Of course, she'd think it's all part of some sinister plot. A substantial part of Claire's job was to prove someone was lying. It's second nature for her to imagine ulterior motives.

This was entirely on brand for Claire, Emmy thought. To her, none of those transformations reported on the news was real. Or at least—she refused to admit they were real.

Which meant Emmy had time. Not much, but… a little.

Her breath shuddered out. "…Okay."

Maya's voice softened. "Hey… I know this is a lot. But—" She hesitated, then exhaled. "You're not alone, okay?"

Emmy's throat closed. She forced her mouth shut. If she tried to speak, the dam would break, and she was sure she would break into sobs.

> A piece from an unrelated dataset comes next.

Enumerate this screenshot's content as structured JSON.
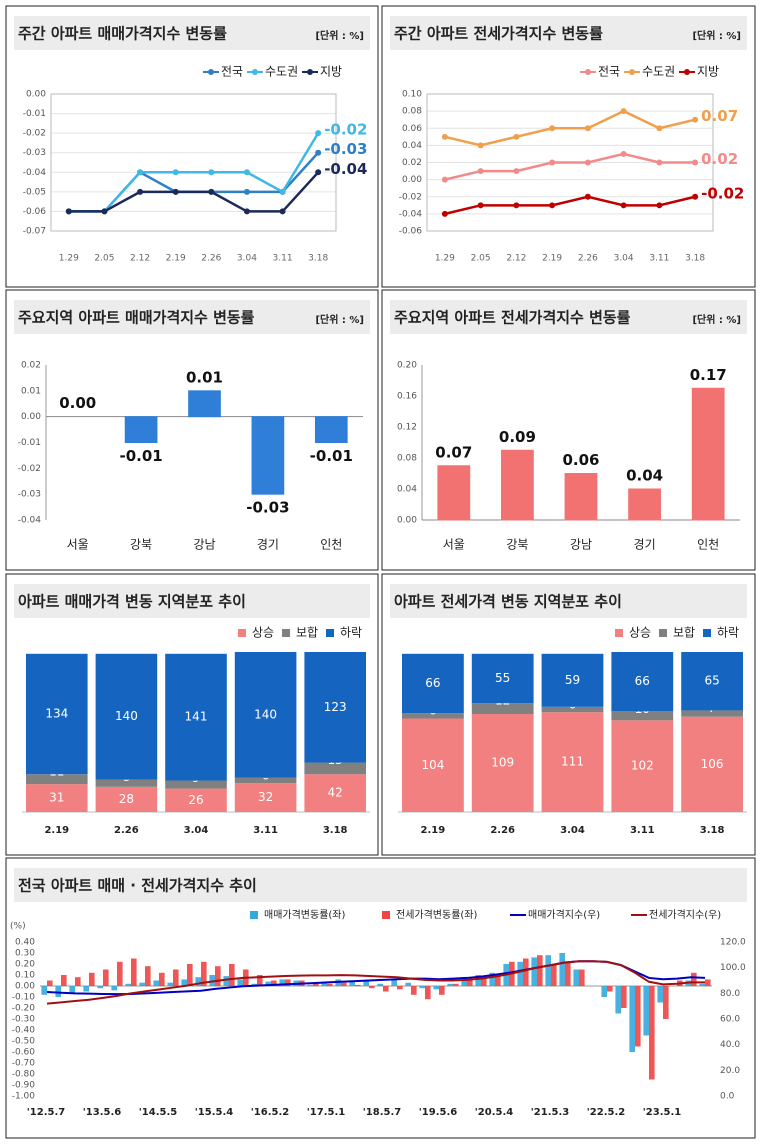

Maya must have known, because she did not push. She just waited a few seconds, then said, "You have time. You don't have to figure everything out today."

The words hit. Emmy swallowed hard. "I—" Her voice cracked. She took a second to gather herself. "Thanks, Maya."

Maya waited one second, two seconds… "I love you, Dad."

Emmy pressed her fist against her mouth to stop the broken sound that tried to escape.

A second passed before she whispered, softer than she meant to, "I love you too, puppet."

Maya let it sit there, let it be real, before she finally said, "Are you going to go to work today despite it all? You sound wrecked."

A nervous laugh escaped Emmy before she could stop it. "Yeah. Can't afford not to."

"Text me later?"

Emmy hated the idea of hanging up. They had barely said anything. Used so few words. "…Yeah. I will. Promise."

She never directly asked me. Never forced me to say anything.

Emmy wanted to shout her truth, to say something—anything—so their call would not end. But then Maya spoke, "Talk to you soon, Ely."

And before Emmy could even process the name, before she could recoil or reject or even whisper back, her daughter ended the call. Then the silence of the room swallowed her whole.

For the first time in years, Emmy realised it was not an oppressive silence. She was not suffocating or fighting her inner demons. She simply sat there, staring at the darkened screen of her phone, breathing. Tranquil.

She ran her fingers across her new features. Pointed ears. Green hair. Freckles. This? This might not be a nightmare, after all. She had her daughter on her side.